When you arrive in Peru, adapting to the local currency of things should be one of your first moves. Unfortunately, while uncommon fake money in Peru can be a real problem, and travelers can be the target of scams. Spotting fake money can be hard, but worry not: here PeruByBus will offer you some tips for spotting fake money in Peru.


Spotting Fake Money

If you’re not familiar with Peruvian currency or handling money in Peru, read on for some general informatio,:

  • Peru’s official currency since 1991 is the nuevo sol (symbol: S/.). The national banknotes come in denominations of 10, 20, 50, 100 and 200. The S/. 100 is the most frequently used for currency exchange purchases, and some might not accept you 200 bills.
  • The Nuevo Sol comes in coin values of 01 cents, 10 cents, 20 cents, 50 cents, 1 sol, 2 soles and 5 soles. 0.05 and 0.01 cent coins do exist but are rarely used.
  • Peru is still very much a cash society, so make sure you always have cash in hands. In villages and small towns, it could be even impossible to withdraw money or use credit cards.
  • Fake money issues tend to be worse in heavily tourist populated areas, such as Cusco and Lima.

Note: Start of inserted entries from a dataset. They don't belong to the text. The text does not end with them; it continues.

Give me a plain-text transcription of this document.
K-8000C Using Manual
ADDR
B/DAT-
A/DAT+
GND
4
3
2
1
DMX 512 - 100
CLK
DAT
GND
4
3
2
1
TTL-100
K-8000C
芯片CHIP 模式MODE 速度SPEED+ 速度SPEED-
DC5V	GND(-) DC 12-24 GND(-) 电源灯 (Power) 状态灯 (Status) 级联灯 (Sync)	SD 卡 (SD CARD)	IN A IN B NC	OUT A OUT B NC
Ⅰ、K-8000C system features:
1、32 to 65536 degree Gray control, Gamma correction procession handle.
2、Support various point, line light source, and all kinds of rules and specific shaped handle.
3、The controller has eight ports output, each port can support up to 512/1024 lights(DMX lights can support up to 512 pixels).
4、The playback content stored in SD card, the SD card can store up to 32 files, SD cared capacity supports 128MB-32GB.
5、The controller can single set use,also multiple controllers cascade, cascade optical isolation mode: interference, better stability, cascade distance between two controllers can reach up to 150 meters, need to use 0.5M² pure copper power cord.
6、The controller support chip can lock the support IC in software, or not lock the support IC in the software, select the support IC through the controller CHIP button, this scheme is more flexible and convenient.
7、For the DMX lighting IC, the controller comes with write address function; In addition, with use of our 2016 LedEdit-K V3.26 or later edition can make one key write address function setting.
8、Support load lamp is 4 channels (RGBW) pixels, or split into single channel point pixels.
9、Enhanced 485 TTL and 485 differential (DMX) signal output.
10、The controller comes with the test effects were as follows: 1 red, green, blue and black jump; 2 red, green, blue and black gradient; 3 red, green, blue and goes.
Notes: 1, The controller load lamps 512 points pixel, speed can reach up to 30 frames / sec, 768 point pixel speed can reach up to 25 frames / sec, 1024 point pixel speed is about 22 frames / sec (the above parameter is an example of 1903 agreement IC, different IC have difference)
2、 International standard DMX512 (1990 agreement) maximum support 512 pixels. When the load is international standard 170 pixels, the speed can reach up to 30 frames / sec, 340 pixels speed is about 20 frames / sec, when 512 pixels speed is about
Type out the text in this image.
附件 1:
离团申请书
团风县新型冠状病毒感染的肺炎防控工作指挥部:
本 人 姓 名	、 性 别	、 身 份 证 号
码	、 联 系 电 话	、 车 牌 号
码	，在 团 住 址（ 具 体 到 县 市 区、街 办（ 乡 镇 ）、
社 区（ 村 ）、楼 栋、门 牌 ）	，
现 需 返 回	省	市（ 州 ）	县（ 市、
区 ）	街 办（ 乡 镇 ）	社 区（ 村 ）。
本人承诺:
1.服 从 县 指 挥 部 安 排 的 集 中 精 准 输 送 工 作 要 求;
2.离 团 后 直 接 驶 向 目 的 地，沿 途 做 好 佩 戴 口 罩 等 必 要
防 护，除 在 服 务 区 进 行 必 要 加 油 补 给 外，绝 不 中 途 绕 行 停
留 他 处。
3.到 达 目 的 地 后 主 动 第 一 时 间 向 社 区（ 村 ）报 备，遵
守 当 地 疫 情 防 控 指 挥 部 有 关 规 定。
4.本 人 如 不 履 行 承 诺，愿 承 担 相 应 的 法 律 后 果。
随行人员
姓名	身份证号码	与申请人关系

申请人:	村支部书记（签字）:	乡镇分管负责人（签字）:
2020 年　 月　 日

Spotting Fake Money in Peru 2

  • The places where you really need to have extra attention is in smaller enterprises or buses. The street markets, small tourist shops, people selling on the road and taxis are a common source of fake notes.
  • No matter how pleasant a person can seem – scams like shortchanging are also common – so always be on alert.
  • It’s normal to see people verifying that the money they receive is, in fact, real. Do not feel uncomfortable if you take the time to inspect your own currency.

How to check the money authenticity before accepting payments or change?

For bills:

1. Feel it!  – One good way to tell if a bill is fake.

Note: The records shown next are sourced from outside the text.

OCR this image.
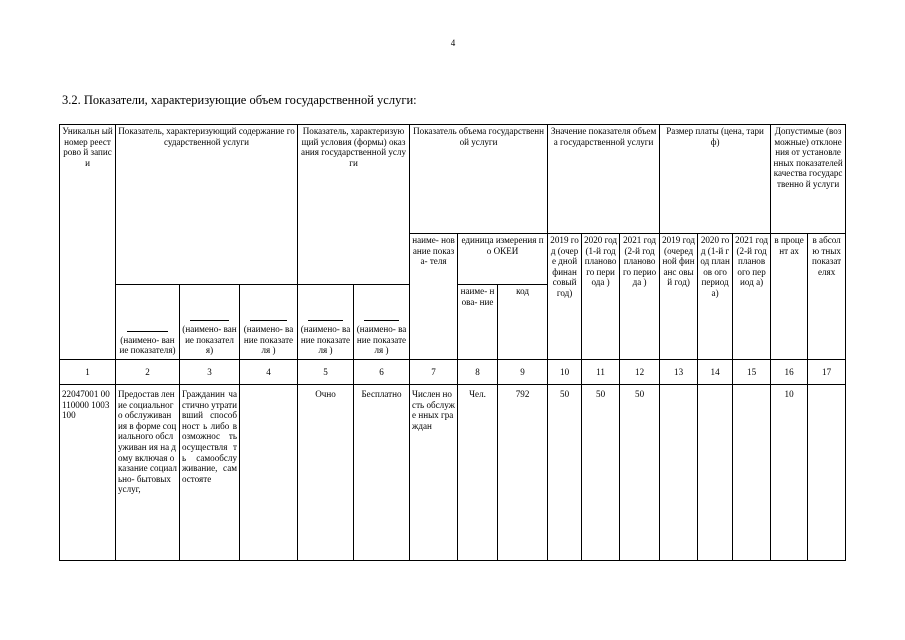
4
3.2. Показатели, характеризующие объем государственной услуги:
Уникальн ый номер реестрово й записи	Показатель, характеризующий содержание государственной услуги			Показатель, характеризующий условия (формы) оказания государственной услуги		Показатель объема государственной услуги			Значение показателя объема государственной услуги			Размер платы (цена, тариф)			Допустимые (возможные) отклонения от установленных показателей качества государственно й услуги	
						наиме- нование показа- теля	единица измерения по ОКЕИ		2019 год (очере дной финан совый год)	2020 год (1-й год планово го периода )	2021 год (2-й год планово го периода )	2019 год (очеред ной финанс овый год)	2020 год (1-й год планов ого период а)	2021 год (2-й год планов ого период а)	в процент ах	в абсолю тных показат елях

	(наимено- вание показателя)	(наимено- вание показателя)	(наимено- вание показателя )	(наимено- вание показателя )	(наимено- вание показателя )		наиме- нова- ние	код								
1	2	3	4	5	6	7	8	9	10	11	12	13	14	15	16	17
22047001 00110000 1003100	Предостав ление социального обслуживан ия в форме социального обслуживан ия на дому включая оказание социально- бытовых услуг,	Гражданин частично утративший способност ь либо возможнос ть осуществля ть самообслу живание, самостояте		Очно	Бесплатно	Числен ность обслуже нных граждан	Чел.	792	50	50	50				10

Touch the bill. Peruvian authentic money is made 100% of cotton. Fake cash feels like an actual paper you would use in a printer, whereas real money feels like, well, money. Though some brand new notes can also feel somewhat paper-like, this is generally a good sign to detect fake bills.

Be aware that older bills will be more worn and more difficult to identify if you only use the “feel” technique.

2. Look at it – This is one of the most effective techniques.

Start by holding the bill up to a light source. When you put the bill in the light, you can clearly see the watermark in it. On fake banknotes, the watermark is printed on and tends to look blurry. Also, check out the security stripe. If you hold any old Nuevo Sol banknote up to a light, you can read the word “Peru” on the security stripe. This feature is only visible on the new S/. 10, S/. 20 and S/. 50 bills.

3. Touch it! – This security check technique requires tilting.

The color of the number (whether 10, 20, 50 or 100 soles) should change when you wave the bill slowly up and down. The denomination value (in the middle of old Peruvian Nuevo Sol bills and to the left of the image on the new bills) is printed with special ink. By tilting them slightly, a gradual change to green color is noticeable. The same thing happens in 200-soles bills, but the difference is that the first color is copper.

For coins:

  • The weight should be heavy.  After handling Peruvian coins for a while, you will be able to tell if a coin is lighter than it should be.
  • The coin shape should be round and well-formed.
  • The coin should be smooth without pock marks or rough parts.

If you compare a fake note to a real note, you can usually see the difference, though some fakes are surprisingly deceptive. Try this: whenever you get a 50 soles bill as change for a purchase in which you’ve paid 100 soles, make sure to check if the bill is fake using all the methods we described above.

Today´s lesson is finished, and we hope you´ve learned it well! It is definitely better to be safe than sorry.